The record indicates the family court based the February 2004 physical reunification of the children and parents on the strength of Father’s parenting abilities and because he was the children’s primary caretaker. Among other things, the family court prohibited the parents from allowing Mother to care for the children alone, and conditioned their return on Father’s availability to care for the children. Although obviously aware of the importance of being available to care for his children, Father voluntarily exposed himself to potential physical harm by breaking up a bar fight and later socializing with one of the people who had engaged in the fight. Father was not merely a hapless stabbing victim, but instead exercised poor judgment and placed himself in harm’s way. Thus, we find the unfortunate circumstances that resulted in Father’s hospitalization, and his children’s consequential return to foster care, were substantially within Father’s control. Moreover, we note the record indicates DSS regained physical custody of the children with Father’s consent after he was hospitalized and left only Mother to care for them.
For the foregoing reasons, we find the family court did not err in terminating Mother’s and Father’s parental rights to their respective minor children. Accordingly, the decision of the family court is
ANDERSON, HUFF, and SHORT, JJ., concur.
 Mother and Father brought separate appeals, which this court consolidated in October 2005.
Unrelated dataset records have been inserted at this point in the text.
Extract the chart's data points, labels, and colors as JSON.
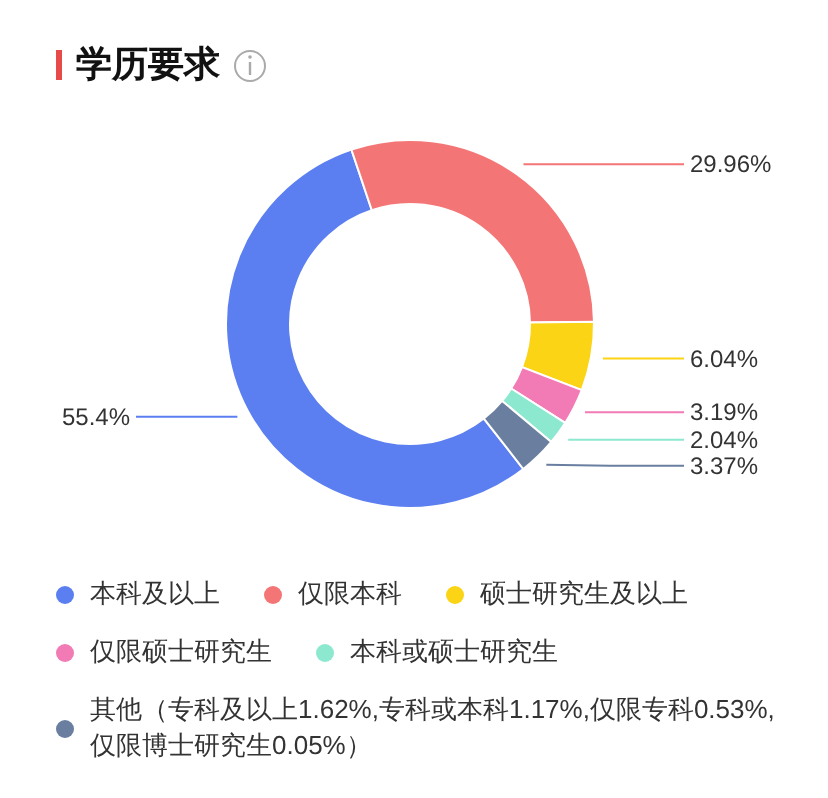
{
  "chart_data": {
    "type": "donut",
    "title": "学历要求",
    "categories": [
      "本科及以上",
      "仅限本科",
      "硕士研究生及以上",
      "仅限硕士研究生",
      "本科或硕士研究生",
      "其他（专科及以上1.62%,专科或本科1.17%,仅限专科0.53%,仅限博士研究生0.05%）"
    ],
    "values": [
      55.4,
      29.96,
      6.04,
      3.19,
      2.04,
      3.37
    ],
    "colors": [
      "#5b7ff0",
      "#f47575",
      "#fbd416",
      "#f27ab5",
      "#8de8d0",
      "#6a7ea0"
    ],
    "value_labels": [
      "55.4%",
      "29.96%",
      "6.04%",
      "3.19%",
      "2.04%",
      "3.37%"
    ],
    "legend": "bottom"
  }
}
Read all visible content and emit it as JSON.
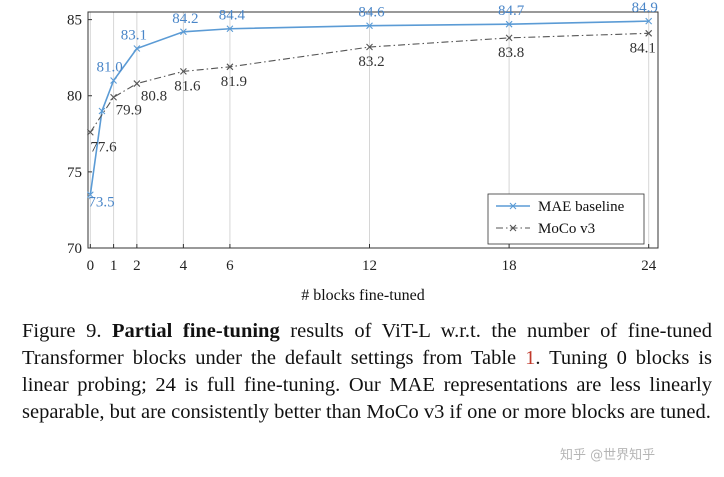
{
  "chart_data": {
    "type": "line",
    "xlabel": "# blocks fine-tuned",
    "ylabel": "",
    "x_ticks": [
      0,
      1,
      2,
      4,
      6,
      12,
      18,
      24
    ],
    "y_ticks": [
      70,
      75,
      80,
      85
    ],
    "xlim": [
      -0.1,
      24.4
    ],
    "ylim": [
      70,
      85.5
    ],
    "grid": "vertical",
    "legend": "bottom-right",
    "series": [
      {
        "name": "MAE baseline",
        "color": "#5b9bd5",
        "style": "solid",
        "marker": "x",
        "x": [
          0,
          0.5,
          1,
          2,
          4,
          6,
          12,
          18,
          24
        ],
        "values": [
          73.5,
          79.0,
          81.0,
          83.1,
          84.2,
          84.4,
          84.6,
          84.7,
          84.9
        ],
        "labels": [
          "73.5",
          "",
          "81.0",
          "83.1",
          "84.2",
          "84.4",
          "84.6",
          "84.7",
          "84.9"
        ]
      },
      {
        "name": "MoCo v3",
        "color": "#555555",
        "style": "dash-dot",
        "marker": "x",
        "x": [
          0,
          1,
          2,
          4,
          6,
          12,
          18,
          24
        ],
        "values": [
          77.6,
          79.9,
          80.8,
          81.6,
          81.9,
          83.2,
          83.8,
          84.1
        ],
        "labels": [
          "77.6",
          "79.9",
          "80.8",
          "81.6",
          "81.9",
          "83.2",
          "83.8",
          "84.1"
        ]
      }
    ]
  },
  "caption": {
    "figure_label": "Figure 9.",
    "bold_phrase": "Partial fine-tuning",
    "text_before_ref": "results of ViT-L w.r.t. the number of fine-tuned Transformer blocks under the default settings from Table",
    "ref": "1",
    "text_after_ref": ". Tuning 0 blocks is linear probing; 24 is full fine-tuning. Our MAE representations are less linearly separable, but are consistently better than MoCo v3 if one or more blocks are tuned."
  },
  "watermark": "知乎 @世界知乎"
}
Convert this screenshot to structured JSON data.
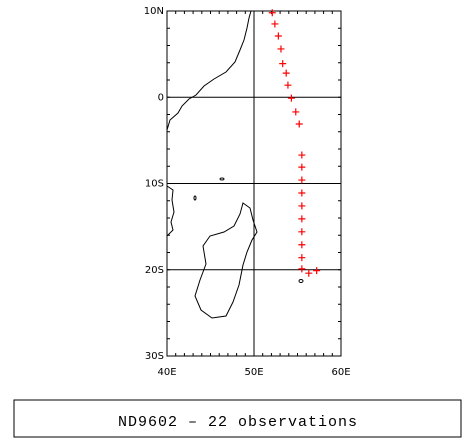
{
  "chart_data": {
    "type": "scatter",
    "title": "ND9602 – 22 observations",
    "xlim": [
      40,
      60
    ],
    "ylim": [
      -30,
      10
    ],
    "xticks": [
      {
        "value": 40,
        "label": "40E"
      },
      {
        "value": 50,
        "label": "50E"
      },
      {
        "value": 60,
        "label": "60E"
      }
    ],
    "yticks": [
      {
        "value": -30,
        "label": "30S"
      },
      {
        "value": -20,
        "label": "20S"
      },
      {
        "value": -10,
        "label": "10S"
      },
      {
        "value": 0,
        "label": "0"
      },
      {
        "value": 10,
        "label": "10N"
      }
    ],
    "grid": true,
    "color": "#ff0000",
    "x": [
      52.1,
      52.4,
      52.8,
      53.1,
      53.3,
      53.7,
      53.9,
      54.3,
      54.8,
      55.2,
      55.5,
      55.5,
      55.5,
      55.5,
      55.5,
      55.5,
      55.5,
      55.5,
      55.5,
      55.5,
      56.3,
      57.2
    ],
    "values": [
      9.8,
      8.5,
      7.1,
      5.6,
      3.9,
      2.8,
      1.4,
      -0.1,
      -1.7,
      -3.1,
      -6.7,
      -8.1,
      -9.6,
      -11.1,
      -12.6,
      -14.1,
      -15.6,
      -17.1,
      -18.6,
      -19.9,
      -20.4,
      -20.1
    ]
  }
}
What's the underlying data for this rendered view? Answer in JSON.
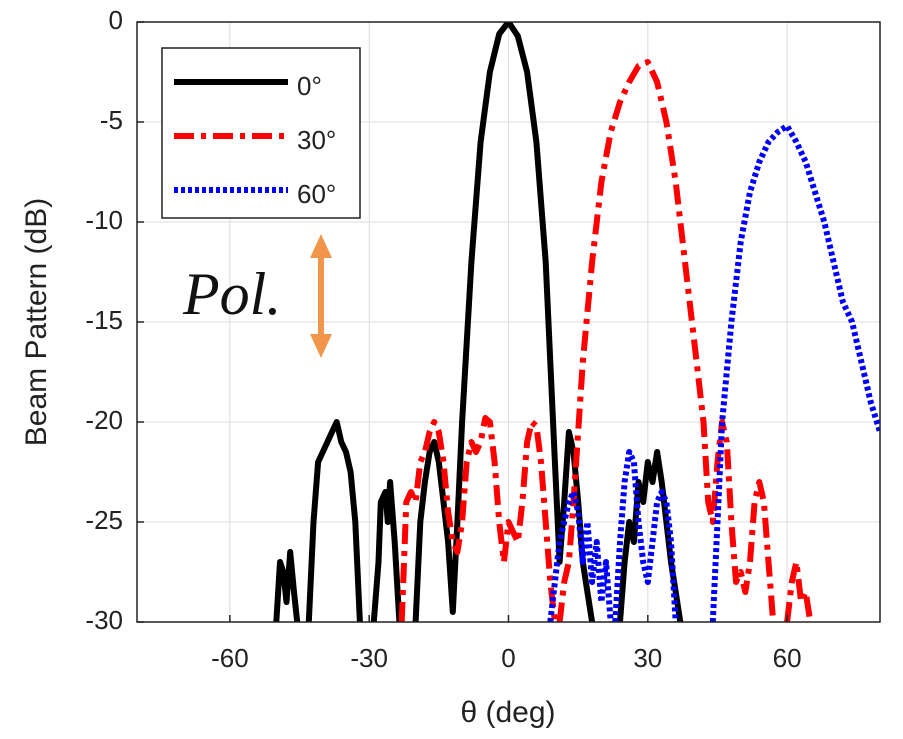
{
  "chart_data": {
    "type": "line",
    "x_label": "θ (deg)",
    "y_label": "Beam Pattern (dB)",
    "annotation": "Pol.",
    "xlim": [
      -80,
      80
    ],
    "xticks": [
      -60,
      -30,
      0,
      30,
      60
    ],
    "ylim": [
      -30,
      0
    ],
    "yticks": [
      0,
      -5,
      -10,
      -15,
      -20,
      -25,
      -30
    ],
    "grid": true,
    "legend": "upper left",
    "series": [
      {
        "name": "0°",
        "color": "#000000",
        "style": "solid",
        "x": [
          -50,
          -49.2,
          -48.5,
          -47.8,
          -47,
          -46.2,
          -45.5,
          -44,
          -43,
          -42,
          -41,
          -40,
          -39,
          -38,
          -37,
          -36,
          -35,
          -34,
          -33,
          -32,
          -30,
          -29,
          -28,
          -27.5,
          -26.5,
          -26,
          -25.5,
          -24.5,
          -23.5,
          -22,
          -20,
          -19,
          -18,
          -17,
          -16,
          -15,
          -14,
          -13,
          -12,
          -11,
          -10,
          -8,
          -6,
          -4,
          -2,
          0,
          2,
          4,
          6,
          8,
          9,
          10,
          11,
          12,
          13,
          14,
          15,
          16,
          17,
          18,
          20,
          24,
          25,
          26,
          27,
          28,
          29,
          30,
          31,
          32,
          33,
          34,
          35,
          36,
          37
        ],
        "values": [
          -30,
          -27,
          -27.5,
          -29,
          -26.5,
          -28.5,
          -30,
          null,
          -30,
          -25,
          -22,
          -21.5,
          -21,
          -20.5,
          -20,
          -21,
          -21.5,
          -22.5,
          -25,
          -30,
          null,
          -30,
          -27,
          -24,
          -23.5,
          -25,
          -23,
          -26,
          -30,
          null,
          -30,
          -25,
          -23,
          -21.5,
          -21,
          -22,
          -24,
          -26,
          -29.5,
          -25,
          -20,
          -12,
          -6,
          -2.5,
          -0.6,
          0,
          -0.7,
          -2.5,
          -6,
          -12,
          -17,
          -22,
          -27,
          -24,
          -20.5,
          -21.5,
          -24,
          -27,
          -28.5,
          -30,
          null,
          -30,
          -27,
          -25,
          -26,
          -23,
          -24,
          -22,
          -23,
          -21.5,
          -23,
          -25,
          -27,
          -28.5,
          -30
        ]
      },
      {
        "name": "30°",
        "color": "#ff0000",
        "style": "dashdot",
        "x": [
          -23,
          -22,
          -21,
          -20,
          -19,
          -18,
          -17,
          -16,
          -15,
          -14,
          -13,
          -12,
          -11,
          -10,
          -9,
          -8,
          -7,
          -6,
          -5,
          -4,
          -3,
          -2,
          -1,
          0,
          1,
          2,
          3,
          4,
          5,
          6,
          7,
          8,
          9,
          10,
          11,
          12,
          13,
          14,
          16,
          18,
          20,
          22,
          24,
          26,
          28,
          30,
          32,
          34,
          36,
          38,
          40,
          42,
          43,
          44,
          45,
          46,
          47,
          48,
          49,
          50,
          51,
          52,
          53,
          54,
          55,
          56,
          57,
          58,
          60,
          61,
          62,
          63,
          64,
          65
        ],
        "values": [
          -30,
          -24,
          -23.5,
          -24,
          -22,
          -21.5,
          -20.5,
          -20,
          -20.5,
          -22,
          -24.5,
          -26,
          -26.5,
          -25,
          -22,
          -21,
          -21.5,
          -21,
          -19.8,
          -20,
          -22,
          -25,
          -27,
          -25,
          -25.5,
          -26,
          -24,
          -21,
          -20,
          -20.2,
          -22,
          -25,
          -28,
          -30,
          -30,
          -28,
          -27,
          -24,
          -17,
          -12,
          -8,
          -5.5,
          -4,
          -3,
          -2.2,
          -2,
          -3,
          -5,
          -8,
          -12,
          -16,
          -20,
          -24,
          -25,
          -22,
          -20,
          -21,
          -25,
          -28,
          -27.5,
          -28.5,
          -27,
          -24,
          -23,
          -24,
          -27,
          -30,
          null,
          -30,
          -28,
          -27,
          -29,
          -28.5,
          -30
        ]
      },
      {
        "name": "60°",
        "color": "#0000ff",
        "style": "dotted",
        "x": [
          9,
          10,
          11,
          12,
          13,
          14,
          15,
          16,
          17,
          18,
          19,
          20,
          21,
          22,
          22.5,
          23,
          24,
          25,
          26,
          27,
          28,
          29,
          30,
          31,
          32,
          33,
          34,
          35,
          36,
          40,
          44,
          45,
          46,
          48,
          50,
          52,
          54,
          56,
          58,
          60,
          62,
          64,
          66,
          68,
          70,
          72,
          74,
          76,
          78,
          80
        ],
        "values": [
          -30,
          -28,
          -26,
          -25,
          -24,
          -23.5,
          -24.5,
          -27,
          -25,
          -28,
          -26,
          -29,
          -27,
          -30,
          null,
          -30,
          -26,
          -23,
          -21.5,
          -22,
          -25,
          -27,
          -28,
          -26,
          -24,
          -23.5,
          -24,
          -26,
          -30,
          null,
          -30,
          -25,
          -20,
          -15,
          -11,
          -8.5,
          -7,
          -6,
          -5.5,
          -5.2,
          -6,
          -7,
          -8.5,
          -10,
          -12,
          -14,
          -15,
          -17,
          -19,
          -20.5
        ]
      }
    ]
  }
}
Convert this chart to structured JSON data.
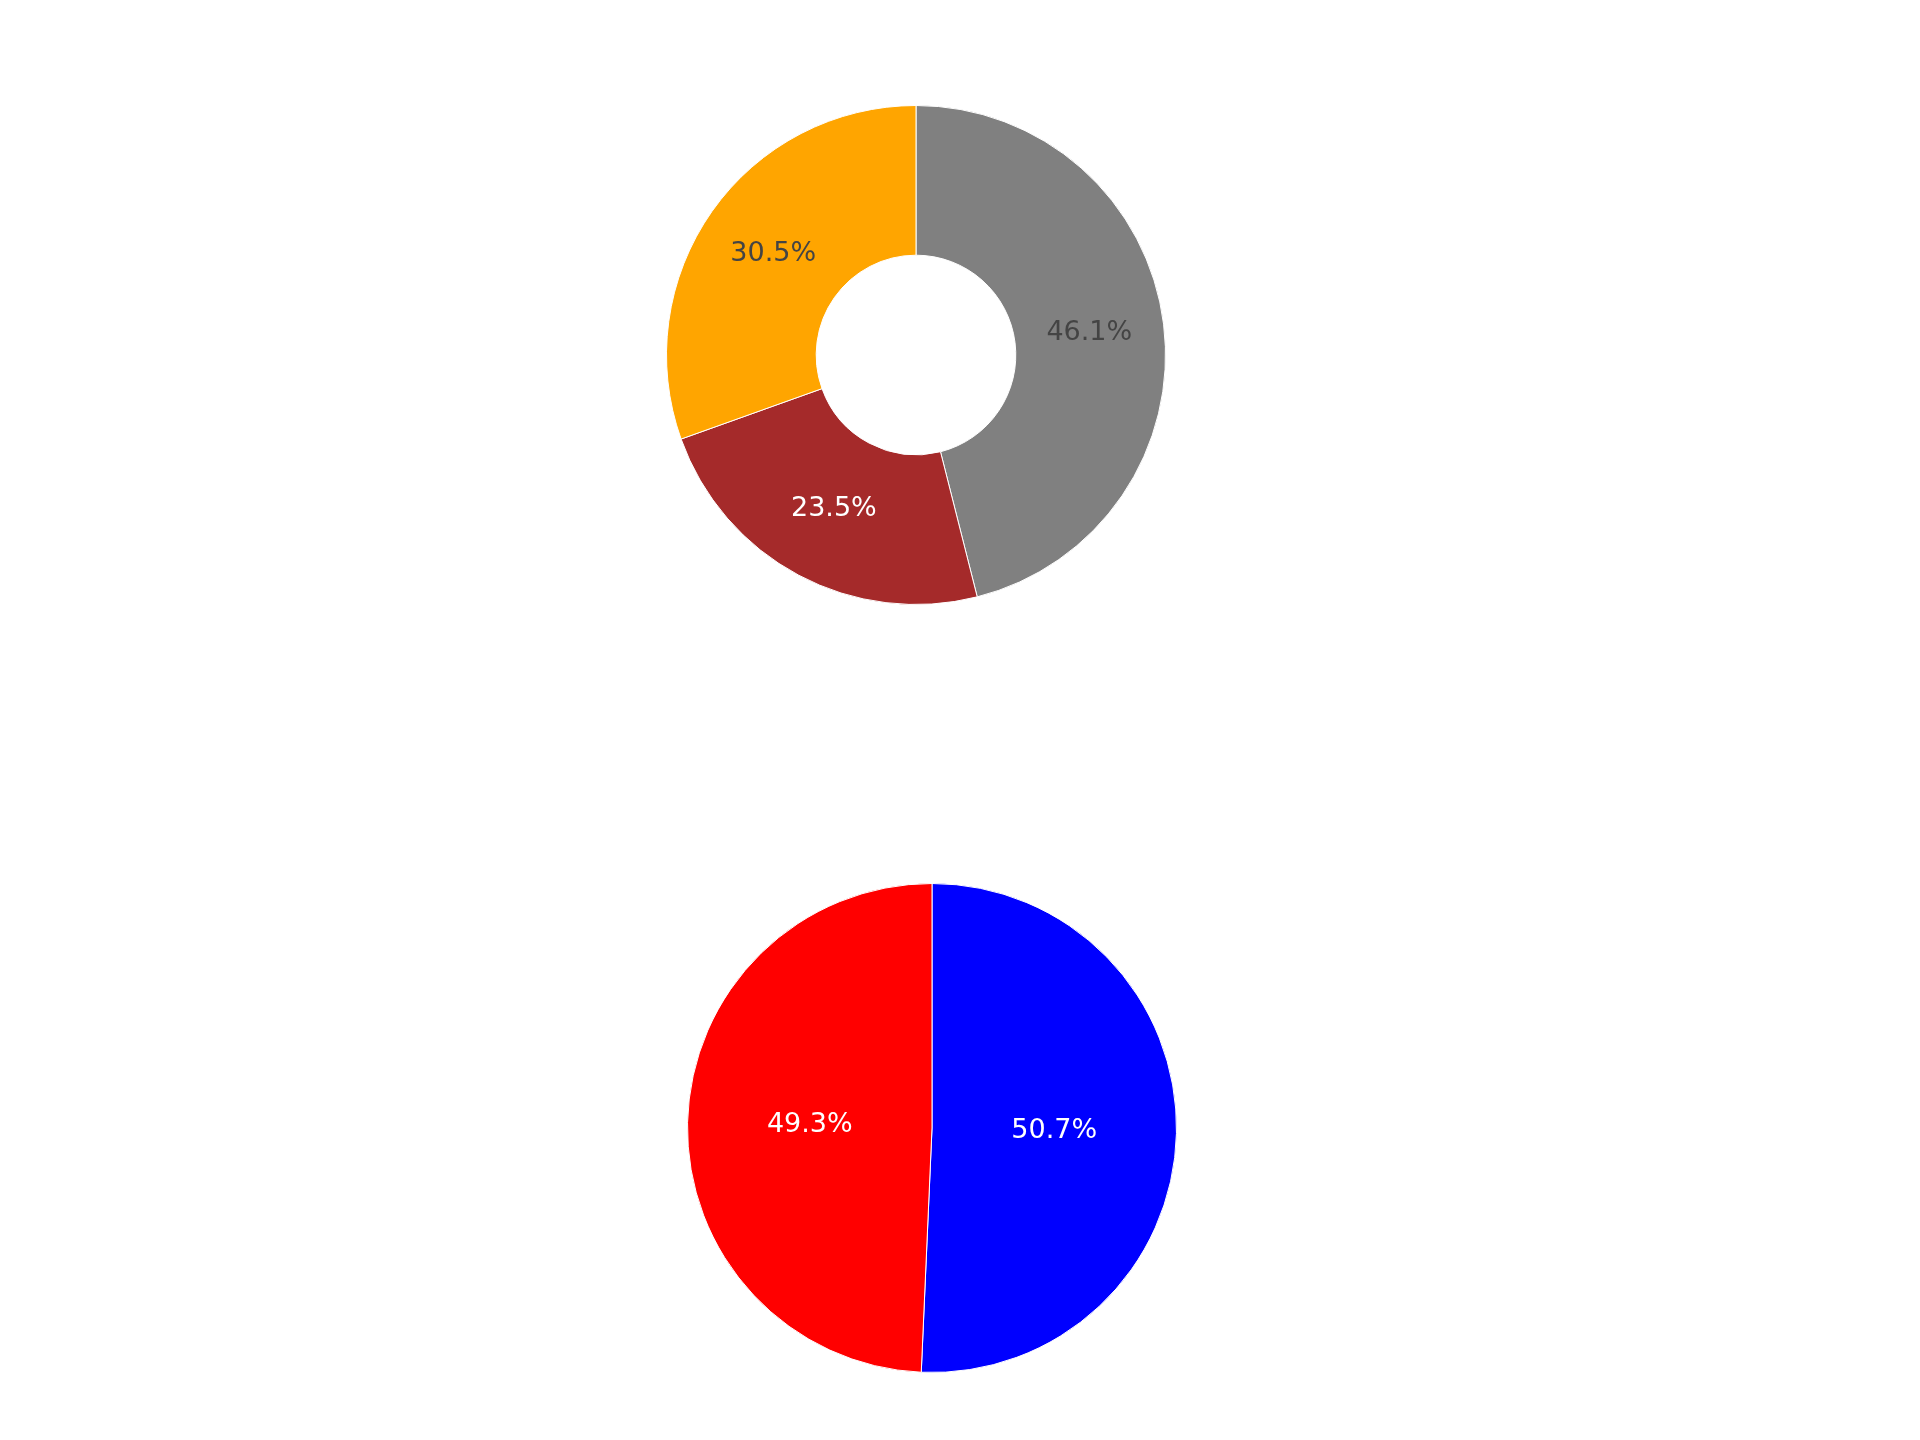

 We decide this case without oral argument pursuant to Rule 215, SCACR.
 The family court also terminated John Doe’s parental rights, but that portion of the court’s order is not a subject of this appeal.
 We also note Mother does not dispute the family court’s finding that she failed to complete portions of her treatment plan that did not require assistance from a third party in rearing her children, including drug court, drug and alcohol counseling, anger management counseling, and her psychiatric drug regimen. Furthermore, she does not dispute the family court’s termination of her parental rights on other grounds.